PALANGKA RAYA, inikalteng.com — Upaya pemberantasan jaringan peredaran narkotika di Kalimantan Tengah kembali membuahkan hasil. Badan Narkotika Nasional Provinsi (BNNP) Kalteng berhasil mengungkap jaringan narkoba lintas provinsi dan menangkap tiga pelaku berinisial AW, RF, dan H. Penangkapan ini merupakan hasil pengembangan dari empat tersangka lainnya, termasuk pasangan suami istri berinisial D, S, N, dan R.
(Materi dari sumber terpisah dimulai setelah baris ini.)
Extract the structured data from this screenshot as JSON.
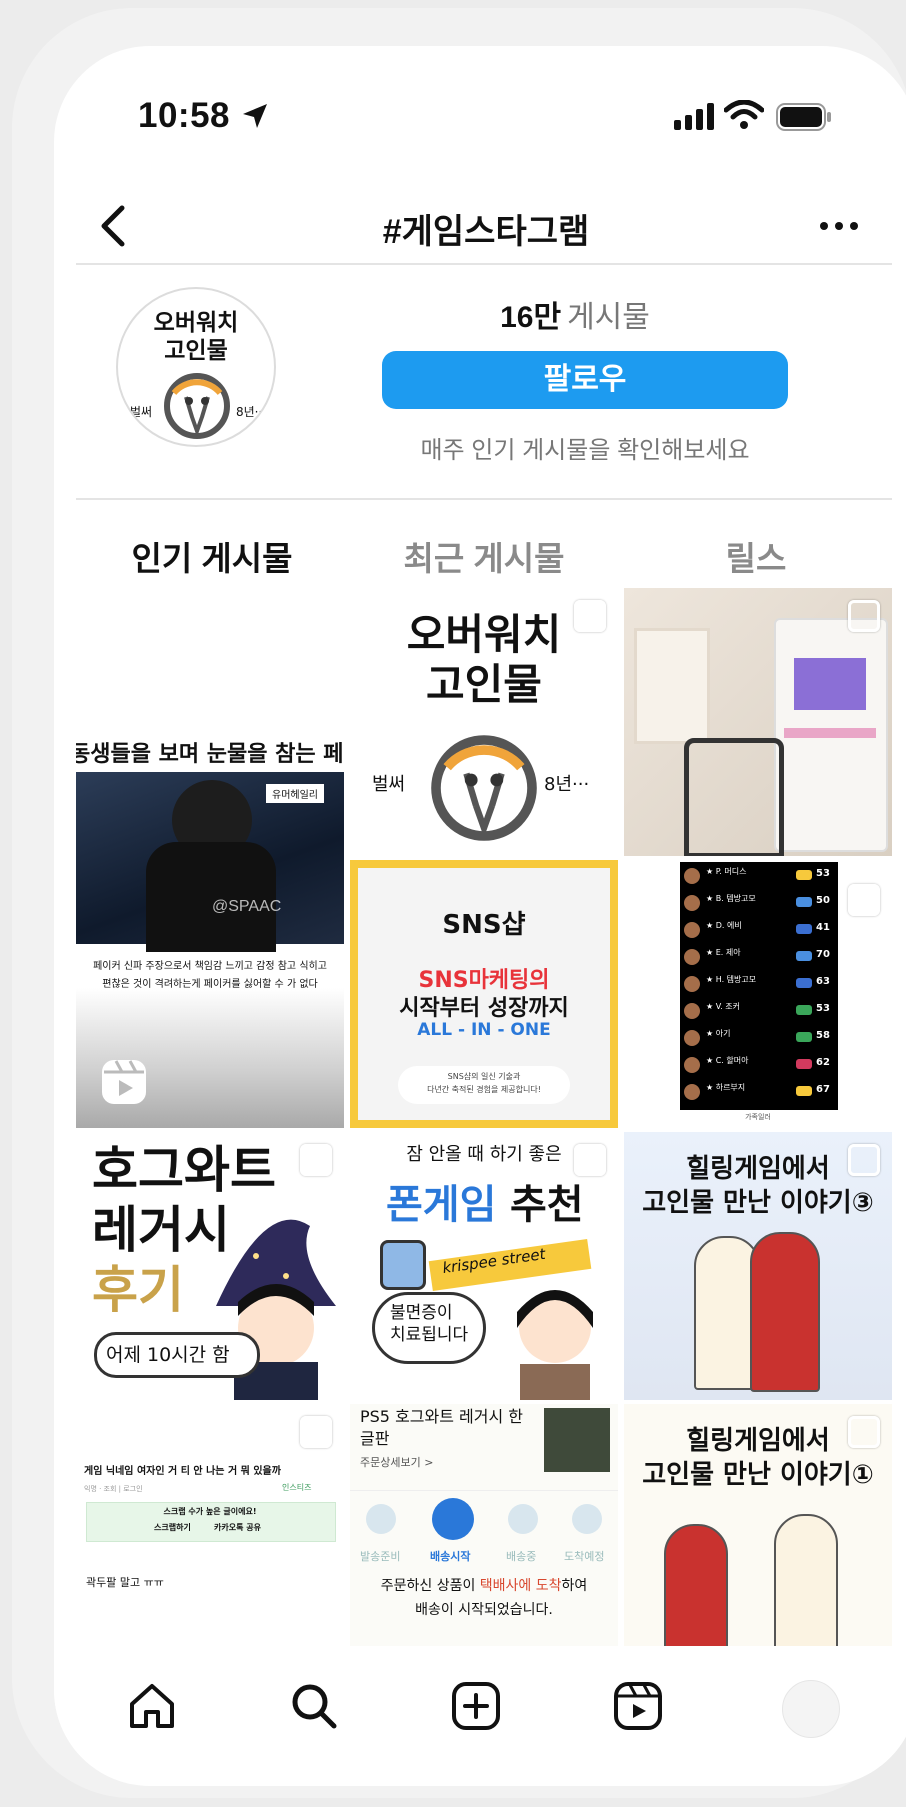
{
  "status_bar": {
    "time": "10:58"
  },
  "header": {
    "title": "#게임스타그램"
  },
  "profile": {
    "avatar_text_line1": "오버워치",
    "avatar_text_line2": "고인물",
    "avatar_left": "벌써",
    "avatar_right": "8년···",
    "post_count": "16만",
    "post_label": "게시물",
    "follow_label": "팔로우",
    "hint": "매주 인기 게시물을 확인해보세요"
  },
  "tabs": [
    {
      "label": "인기 게시물",
      "active": true
    },
    {
      "label": "최근 게시물",
      "active": false
    },
    {
      "label": "릴스",
      "active": false
    }
  ],
  "posts": {
    "p1": {
      "caption": "동생들을 보며 눈물을 참는 페이커",
      "tag": "유머헤일리",
      "watermark": "@SPAAC",
      "subtext1": "페이커 신파 주장으로서 책임감 느끼고 감정 참고 식히고",
      "subtext2": "편찮은 것이 격려하는게 페이커를 싫어할 수 가 없다"
    },
    "p2": {
      "line1": "오버워치",
      "line2": "고인물",
      "left": "벌써",
      "right": "8년···"
    },
    "p4": {
      "brand": "SNS샵",
      "line1": "SNS마케팅의",
      "line2": "시작부터 성장까지",
      "line3": "ALL - IN - ONE",
      "note1": "SNS샵의 일신 기술과",
      "note2": "다년간 축적된 경험을 제공합니다!"
    },
    "p5": {
      "rows": [
        {
          "name": "P. 머디스",
          "score": "53"
        },
        {
          "name": "B. 템방고모",
          "score": "50"
        },
        {
          "name": "D. 에비",
          "score": "41"
        },
        {
          "name": "E. 제아",
          "score": "70"
        },
        {
          "name": "H. 템방고모",
          "score": "63"
        },
        {
          "name": "V. 조커",
          "score": "53"
        },
        {
          "name": "아기",
          "score": "58"
        },
        {
          "name": "C. 할머아",
          "score": "62"
        },
        {
          "name": "하르부지",
          "score": "67"
        }
      ],
      "footer": "가족일러"
    },
    "p6": {
      "line1": "호그와트",
      "line2": "레거시",
      "line3": "후기",
      "bubble": "어제 10시간 함"
    },
    "p7": {
      "top": "잠 안올 때 하기 좋은",
      "title1": "폰게임",
      "title2": "추천",
      "ribbon": "krispee street",
      "bubble1": "불면증이",
      "bubble2": "치료됩니다"
    },
    "p8": {
      "line1": "힐링게임에서",
      "line2": "고인물 만난 이야기③"
    },
    "p9": {
      "headline": "게임 닉네임 여자인 거 티 안 나는 거 뭐 있을까",
      "meta": "익명 · 조회 | 로그인",
      "source": "인스티즈",
      "box1": "스크랩 수가 높은 글이에요!",
      "box2a": "스크랩하기",
      "box2b": "카카오톡 공유",
      "comment": "곽두팔 말고 ㅠㅠ"
    },
    "p10": {
      "title": "PS5 호그와트 레거시 한 글판",
      "link": "주문상세보기 >",
      "steps": [
        "발송준비",
        "배송시작",
        "배송중",
        "도착예정"
      ],
      "msg1a": "주문하신 상품이 ",
      "msg1b": "택배사에 도착",
      "msg1c": "하여",
      "msg2": "배송이 시작되었습니다."
    },
    "p11": {
      "line1": "힐링게임에서",
      "line2": "고인물 만난 이야기①"
    }
  },
  "colors": {
    "accent": "#1d9bf0",
    "sns_red": "#e8333a",
    "sns_blue": "#2a78d9"
  }
}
Dari pengungkapan tersebut, petugas mengamankan barang bukti berupa sejumlah ponsel, satu unit mobil, 9.346,69 gram atau sekitar 9,3 kilogram sabu, serta 185 butir ekstasi. Jaringan ini diketahui menggunakan pola distribusi berlapis, dengan modus pengiriman narkotika dari Kalimantan Barat ke Kalimantan Tengah menggunakan kendaraan pribadi. Barang haram itu disembunyikan di dalam speaker dan pompa galon elektrik. Komunikasi antar pelaku dikendalikan menggunakan nomor telepon dari berbagai provinsi.
Pengungkapan kasus ini melibatkan sinergi lintas instansi, mulai dari Resmob Polres Kotawaringin Timur, BNNP Kalbar, BNNP Kaltim, BNNK Kotim, BNNK Balikpapan, hingga Badan Intelijen Negara (BIN). Wilayah peredaran jaringan diketahui mencakup Kotawaringin Timur hingga Palangka Raya. Pelaku berinisial H juga terungkap sebagai narapidana kasus narkotika dari Lapas Sukamara yang melarikan diri.
BNNP Kalteng memastikan adanya dugaan keterlibatan seorang oknum Aparatur Sipil Negara (ASN) Kemen HAM Kalteng berinisial E. Meski tidak ditemukan barang bukti narkotika, penyidik mengantongi sejumlah bukti kuat, mulai dari keterangan saksi, riwayat percakapan digital, hingga transaksi keuangan.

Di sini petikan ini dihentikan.